Вошли. Снег с них таял, собирался на глинобитном полу малыми лужицами, в которые я глядел. В одной я увидел себя старым и мудрым, на лбу, как ни странно гладком, спала ба —

бочка прошлой жизни. Меня не волновали семейные недоразумения и эта ночная суматоха. К тому же Вецко не был здесь хозяином – он сгинул еще до моего рождения и дом выстроил Спиридон. «Зима, – склонившись над очагом, Спиридон разворошил угли. – А слышу пальцами – громыхает. Будто летом. Уж не предсказание ли это, Богдан?» Богдан меж тем ожидал вина. «Давно я, мой любезный, не заглядываю в треснутую тыкву. Прошло то время, когда я в предсказанья игрался.

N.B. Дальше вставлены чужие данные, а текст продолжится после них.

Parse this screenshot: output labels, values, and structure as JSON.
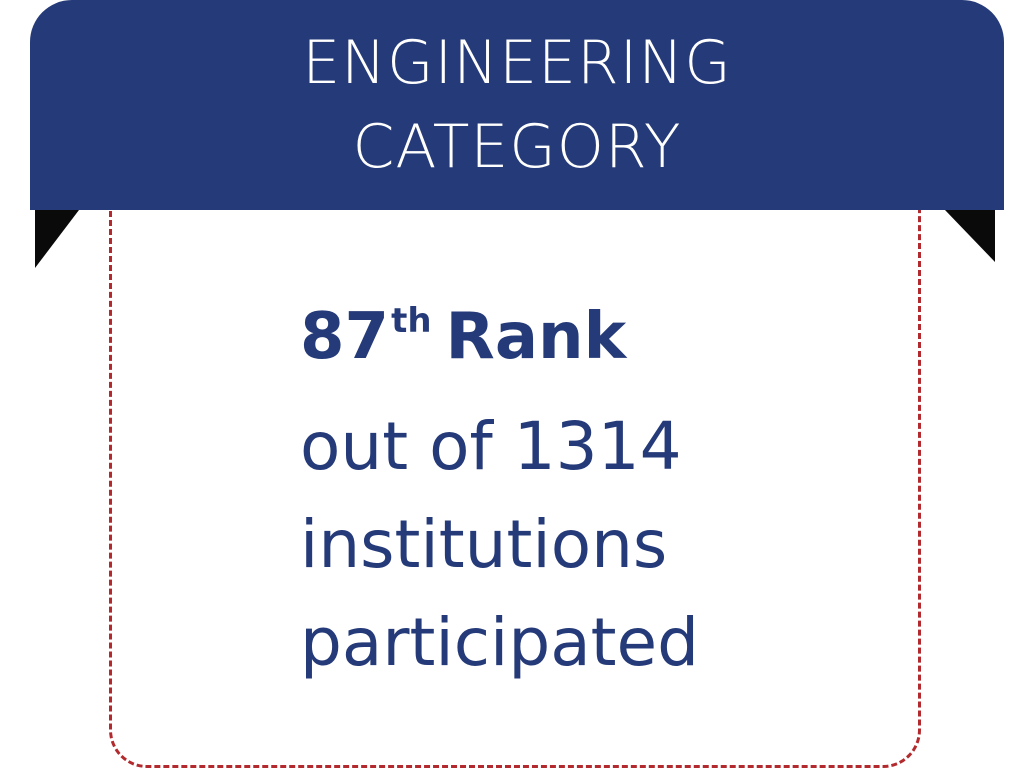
{
  "banner": {
    "line1": "ENGINEERING",
    "line2": "CATEGORY"
  },
  "rank": {
    "number": "87",
    "suffix": "th",
    "label": "Rank"
  },
  "lines": [
    "out of 1314",
    "institutions",
    "participated"
  ],
  "colors": {
    "banner": "#253a78",
    "text": "#253a78",
    "dashed_border": "#b22a2e",
    "ribbon_fold": "#0a0a0a"
  }
}
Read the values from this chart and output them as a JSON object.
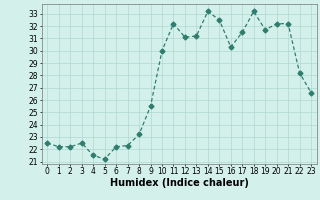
{
  "x": [
    0,
    1,
    2,
    3,
    4,
    5,
    6,
    7,
    8,
    9,
    10,
    11,
    12,
    13,
    14,
    15,
    16,
    17,
    18,
    19,
    20,
    21,
    22,
    23
  ],
  "y": [
    22.5,
    22.2,
    22.2,
    22.5,
    21.5,
    21.2,
    22.2,
    22.3,
    23.2,
    25.5,
    30.0,
    32.2,
    31.1,
    31.2,
    33.2,
    32.5,
    30.3,
    31.5,
    33.2,
    31.7,
    32.2,
    32.2,
    28.2,
    26.6
  ],
  "xlabel": "Humidex (Indice chaleur)",
  "xlim": [
    -0.5,
    23.5
  ],
  "ylim": [
    20.8,
    33.8
  ],
  "yticks": [
    21,
    22,
    23,
    24,
    25,
    26,
    27,
    28,
    29,
    30,
    31,
    32,
    33
  ],
  "xticks": [
    0,
    1,
    2,
    3,
    4,
    5,
    6,
    7,
    8,
    9,
    10,
    11,
    12,
    13,
    14,
    15,
    16,
    17,
    18,
    19,
    20,
    21,
    22,
    23
  ],
  "line_color": "#2e7d6e",
  "marker": "D",
  "marker_size": 2.5,
  "bg_color": "#d4f0eb",
  "grid_color": "#b0d8d0",
  "label_fontsize": 7,
  "tick_fontsize": 5.5
}
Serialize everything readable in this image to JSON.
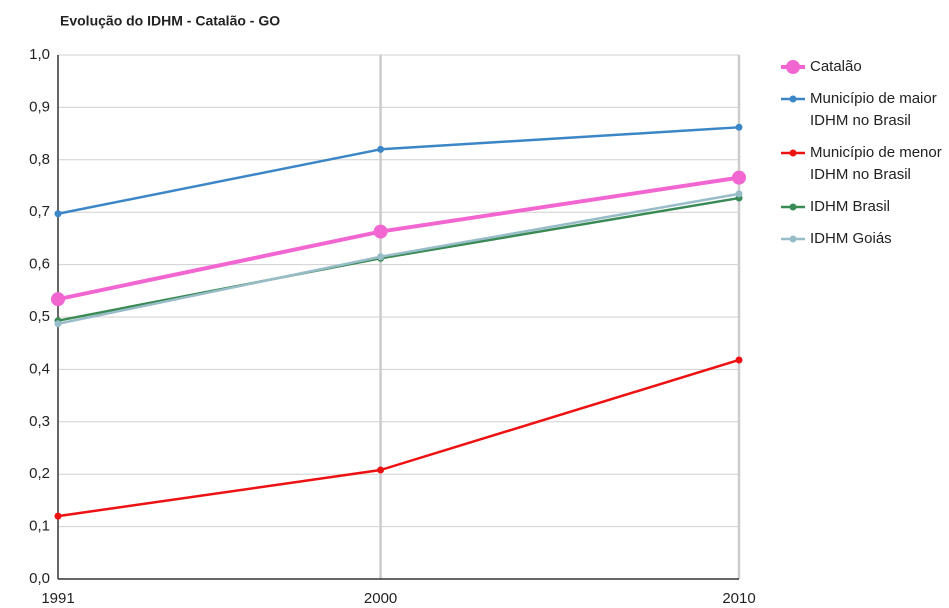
{
  "chart_data": {
    "type": "line",
    "title": "Evolução do IDHM - Catalão - GO",
    "x": [
      1991,
      2000,
      2010
    ],
    "xlim": [
      1991,
      2010
    ],
    "xticks": [
      1991,
      2000,
      2010
    ],
    "ylim": [
      0,
      1
    ],
    "yticks": [
      {
        "value": 0,
        "label": "0,0"
      },
      {
        "value": 0.1,
        "label": "0,1"
      },
      {
        "value": 0.2,
        "label": "0,2"
      },
      {
        "value": 0.3,
        "label": "0,3"
      },
      {
        "value": 0.4,
        "label": "0,4"
      },
      {
        "value": 0.5,
        "label": "0,5"
      },
      {
        "value": 0.6,
        "label": "0,6"
      },
      {
        "value": 0.7,
        "label": "0,7"
      },
      {
        "value": 0.8,
        "label": "0,8"
      },
      {
        "value": 0.9,
        "label": "0,9"
      },
      {
        "value": 1,
        "label": "1,0"
      }
    ],
    "grid": true,
    "legend": "right",
    "series": [
      {
        "name": "Catalão",
        "color": "#f266d2",
        "values": [
          0.534,
          0.663,
          0.766
        ]
      },
      {
        "name": "Município de maior IDHM no Brasil",
        "color": "#3b86c6",
        "values": [
          0.697,
          0.82,
          0.862
        ]
      },
      {
        "name": "Município de menor IDHM no Brasil",
        "color": "#ee1111",
        "values": [
          0.12,
          0.208,
          0.418
        ]
      },
      {
        "name": "IDHM Brasil",
        "color": "#3a8a55",
        "values": [
          0.493,
          0.612,
          0.727
        ]
      },
      {
        "name": "IDHM Goiás",
        "color": "#98bcc8",
        "values": [
          0.487,
          0.615,
          0.735
        ]
      }
    ]
  }
}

Жуки навозные и те нынче стариков уважать перестали. Принеси-ка вина, Лозана, а то неможется мне». Уселся на тесаную сосновую скамью, рядом Вецко; по их лицам – у одного старое, у другого синеватое и испитое – заиграли блики пламени, перегоняя морщины: то казалось, что оба, и Богдан и Вецко, скалятся, то лица их подергивались – того гляди, разразятся плачем.